Robert Wood (1889-1979) immigrated to the U.S. from England in 1910. For several years, he traveled the country as an itinerant painter, producing small-sized works and selling them on the street. In 1924, he married and settled in San Antonio, where he remained until 1941. Wood painted the Texas landscape, especially rural settings in the springtime. He was an astute businessman who oversaw a thriving studio, selling to art collectors and tourists alike. Wood often employed young painters to assist him with the labor of preparing canvas to paint and subsequently framing the work for sale. One such young man was Porfirio Salinas, who worked in Wood’s studio for over 5 years. Robert Wood left San Antonio to join an art colony in Laguna Beach in 1941. Throughout his life, he continued to return to San Antonio and to paint the Texas landscape.
Porfirio Salinas (1910-1973) was born in Texas to Mexican tenant farmers. Receiving little formal education, Salinas began work in an art supply store at age 15. There, he met Robert Wood and went to work in his studio. Under Wood’s tutelage, Salinas began to learn his craft. Wood taught him how to stretch canvas, mix paints, prep a canvas, make the frame and frame the completed work, and to paint! Salinas’s natural artistic ability flourished under Wood’s guidance. They often worked en plein air; Wood painting his fields of flowers with rough farm houses in the distance. He paid Salinas $1.00 for every bluebonnet he painted into the scene! Blue Lupin, or Texas bluebonnets, were Wood’s thing, painting them into almost every Texas landscape. By 1930, Salinas was ready to embark on a career as a professional painter. His teacher’s sound business skill had rubbed off, and Salinas was able to market his works to tourists in San Antonio. His rise to fame came later when Lyndon B. Johnson became prominent in national politics. Johnson had collected Salinas’ works for years, and labeled him as his “favorite painter”. Suddenly, those Texas landscapes that were the souvenirs of tourists were hanging on the walls of the White House.
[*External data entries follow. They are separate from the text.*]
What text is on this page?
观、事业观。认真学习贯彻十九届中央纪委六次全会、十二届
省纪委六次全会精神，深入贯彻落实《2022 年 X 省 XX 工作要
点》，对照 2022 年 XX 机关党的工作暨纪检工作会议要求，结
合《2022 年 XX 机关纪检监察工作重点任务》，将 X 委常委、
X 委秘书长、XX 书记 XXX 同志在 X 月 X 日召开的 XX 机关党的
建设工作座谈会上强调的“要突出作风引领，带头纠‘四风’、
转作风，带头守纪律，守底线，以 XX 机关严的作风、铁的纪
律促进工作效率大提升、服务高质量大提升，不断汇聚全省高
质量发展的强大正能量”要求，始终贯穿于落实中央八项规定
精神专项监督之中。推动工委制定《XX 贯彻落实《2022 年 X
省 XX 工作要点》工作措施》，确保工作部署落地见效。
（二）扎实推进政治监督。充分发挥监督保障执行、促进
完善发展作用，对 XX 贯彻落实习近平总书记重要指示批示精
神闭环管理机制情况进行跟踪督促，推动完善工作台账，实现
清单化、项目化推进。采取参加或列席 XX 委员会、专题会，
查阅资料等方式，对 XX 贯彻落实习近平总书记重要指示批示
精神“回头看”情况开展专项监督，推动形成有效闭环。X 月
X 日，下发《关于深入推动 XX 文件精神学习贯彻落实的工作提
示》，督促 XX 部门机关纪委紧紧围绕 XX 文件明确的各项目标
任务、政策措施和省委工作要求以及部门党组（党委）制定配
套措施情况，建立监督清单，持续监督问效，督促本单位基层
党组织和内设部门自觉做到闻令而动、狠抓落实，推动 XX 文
Salinas was set for life!
Teachers and students, the passing of the craft to the next generation. It is an obligation and a calling. I become very irritated with the old cliché, “if you can’t do, you can always teach.” I believe that “if you can do, you must teach.” These relationships on which I have reflected prove that good teaching results in the continuation and success of the next generation. So, whatever your skill, thank a teacher!